Der Jet Stream ist den meisten bekannt als starker Höhenwind, der Flugreisen von Westen nach Osten beschleunigt. Er prägt aber auch maßgeblich unser Wetter in der gemäßigten Zone zwischen dem 40. und 60. Breitengrad. Der Jet Stream weht nämlich in Schlangenlinien um die Nordhalbkugel wie ein wilder Fluss, mit starken Schlenkern nach Norden und Süden. Man spricht auch von planetarischen Wellen, die dabei entstehen. Und aus ihren Bergen und Tälern schnüren sich unsere Hoch- und Tiefdruck-Gebiete ab.

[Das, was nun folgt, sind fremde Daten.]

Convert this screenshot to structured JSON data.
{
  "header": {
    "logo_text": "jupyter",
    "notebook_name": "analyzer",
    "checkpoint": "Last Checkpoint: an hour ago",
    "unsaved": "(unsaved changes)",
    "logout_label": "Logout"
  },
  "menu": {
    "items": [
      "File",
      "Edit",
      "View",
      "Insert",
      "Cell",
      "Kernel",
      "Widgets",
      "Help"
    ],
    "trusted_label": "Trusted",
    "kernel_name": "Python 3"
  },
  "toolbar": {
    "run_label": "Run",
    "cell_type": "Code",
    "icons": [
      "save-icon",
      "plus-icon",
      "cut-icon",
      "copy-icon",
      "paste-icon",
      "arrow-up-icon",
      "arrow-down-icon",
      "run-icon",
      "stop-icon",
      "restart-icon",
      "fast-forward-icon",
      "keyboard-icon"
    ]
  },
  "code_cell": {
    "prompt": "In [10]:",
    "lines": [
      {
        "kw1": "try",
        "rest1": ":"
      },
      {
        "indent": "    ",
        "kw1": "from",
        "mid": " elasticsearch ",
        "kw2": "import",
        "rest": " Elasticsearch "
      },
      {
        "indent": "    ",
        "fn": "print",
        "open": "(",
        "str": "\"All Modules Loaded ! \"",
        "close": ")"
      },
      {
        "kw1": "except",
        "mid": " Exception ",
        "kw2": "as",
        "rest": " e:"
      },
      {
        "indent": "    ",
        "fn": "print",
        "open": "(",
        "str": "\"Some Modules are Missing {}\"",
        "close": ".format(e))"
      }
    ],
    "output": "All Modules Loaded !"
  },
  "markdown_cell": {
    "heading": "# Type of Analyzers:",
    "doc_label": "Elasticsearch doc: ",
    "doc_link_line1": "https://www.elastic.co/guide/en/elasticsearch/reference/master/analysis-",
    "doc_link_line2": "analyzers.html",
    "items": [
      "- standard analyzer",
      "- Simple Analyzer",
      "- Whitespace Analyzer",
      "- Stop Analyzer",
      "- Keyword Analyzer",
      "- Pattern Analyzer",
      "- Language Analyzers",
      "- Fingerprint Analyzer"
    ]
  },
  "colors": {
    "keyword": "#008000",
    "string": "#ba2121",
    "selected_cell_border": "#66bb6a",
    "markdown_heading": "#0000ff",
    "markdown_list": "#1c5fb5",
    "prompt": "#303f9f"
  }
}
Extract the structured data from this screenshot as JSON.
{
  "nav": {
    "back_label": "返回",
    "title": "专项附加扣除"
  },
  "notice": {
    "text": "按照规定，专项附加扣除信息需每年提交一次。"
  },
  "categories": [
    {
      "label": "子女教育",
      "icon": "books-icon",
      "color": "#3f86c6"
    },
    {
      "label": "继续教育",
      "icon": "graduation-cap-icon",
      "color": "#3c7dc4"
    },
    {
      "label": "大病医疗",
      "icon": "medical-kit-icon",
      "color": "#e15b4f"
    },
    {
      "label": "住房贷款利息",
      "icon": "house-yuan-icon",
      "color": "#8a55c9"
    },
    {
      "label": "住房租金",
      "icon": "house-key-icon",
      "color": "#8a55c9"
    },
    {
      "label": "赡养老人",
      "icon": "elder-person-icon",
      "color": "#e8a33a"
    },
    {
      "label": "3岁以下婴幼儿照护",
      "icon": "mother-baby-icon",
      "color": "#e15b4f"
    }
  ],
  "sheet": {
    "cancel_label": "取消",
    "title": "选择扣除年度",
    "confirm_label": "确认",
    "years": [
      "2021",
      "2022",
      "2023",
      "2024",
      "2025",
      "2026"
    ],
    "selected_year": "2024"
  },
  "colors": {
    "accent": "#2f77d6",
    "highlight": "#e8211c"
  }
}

Dabei beeinflusst der Jet Stream auch extreme Wetterereignisse auf der Nordhalbkugel offenbar entscheidend. Und zwar immer dann, wenn sich sein Schlingerkurs verstärkt, was eine Folge des Klimawandels sein könnte. Der Umweltforscher James Screen von der Universität Exeter in England:
"Wenn die planetarischen Wellen verstärkt werden, machen sie noch größere Schlenker nach Norden und Süden. Dann neigen sie dazu, in einem quasi-stationären Zustand steckenzubleiben. Die Westwind-Strömung wird blockiert, und das Wetter verharrt wochenlang in demselben Zustand. Ein Hochdruckgebiet zum Beispiel kann dann lang andauernde Hitze und Trockenheit bringen."
Zusammen mit einem australischen Kollegen hat James Screen jetzt Wetterextreme aus den letzten 35 Jahren untersucht. Dabei zeigte sich: Wenn der Jet Stream stärker ins Schlingern gerät, erhöht das die Wahrscheinlichkeit für längere Extremwetter-Episoden auf der Nordhalbkugel. Allerdings mit regionalen Unterschieden:
"Wenn sich die Wellen verstärken, begünstigen sie nach unseren Daten unterschiedliche Wetterextreme. Im Westen Nordamerikas und in Zentralasien Hitzewellen, im Zentrum der USA und in Europa Dürren. Und in Westasien Regenperioden. 2010 war ein Jahr, da litt Russland unter großer Hitze und Pakistan gleichzeitig unter Überschwemmungen - zwei gegensätzliche Wetterextreme! Aber beide waren Ausdruck desselben Wellenmusters in der Atmosphäre."
Temperatur-Gegensatz treibt Jet Stream an
Eine populäre Theorie besagt, dass der Klimawandel die planetarischen Wellen verstärken könnte oder es vielleicht sogar schon tut. Seit Jahren erwärmt sich die Arktis viel stärker als mittlere und tiefere Breiten. Dadurch verringert sich der Temperaturunterschied zwischen dem Polargebiet und den Tropen. Und das verändert die Westwind-Strömung. Die Meteorologin Jennifer Francis von der Rutgers University in New Jersey in den USA:
"Es ist der Temperatur-Gegensatz zwischen Arktis und Äquator, der den Jet Stream antreibt. Wenn dieser Gradient abnimmt, sollte der Wind schwächer werden. Und genau das beobachten wir. Ein schwächerer Jet Stream hat auch Auswirkungen auf die planetarischen Wellen. Auch sie bewegen sich dann langsamer. Genauso wie die größeren Schlenker, die sie in einem solchen Fall machen, sorgt das für beständigeres Wetter am Boden."
Es gibt inzwischen einige Studien, die diesen Zusammenhang mit dem Klimawandel herstellen. Dass sich durch die Aufheizung der Arktis Wetterextreme in mittleren Breiten häufen. Für James Screen dagegen ist das noch nicht sicher:
"Die Sache ist immer noch umstritten. Es gibt auch andere Studien, die sagen: Die Belege für eine Beteiligung der Klimaerwärmung sind im Moment noch nicht überzeugend."
Soll heißen: Es ist nicht ausgeschlossen, dass es sich auch um natürliche Schwankungen der atmosphärischen Zirkulation handeln kann. Sollte es aber wirklich so sein, dass der Jet Stream durch steigende Treibhausgas-Konzentrationen ausgebremst wird und stärker ins Schlingern gerät, dann liefert Screens neue Studie jetzt Hinweise darauf, was passieren könnte, wenn der Klimawandel fortschreitet: Auf Mitteleuropa kommen dann womöglich länger andauernde Dürre-Perioden zu.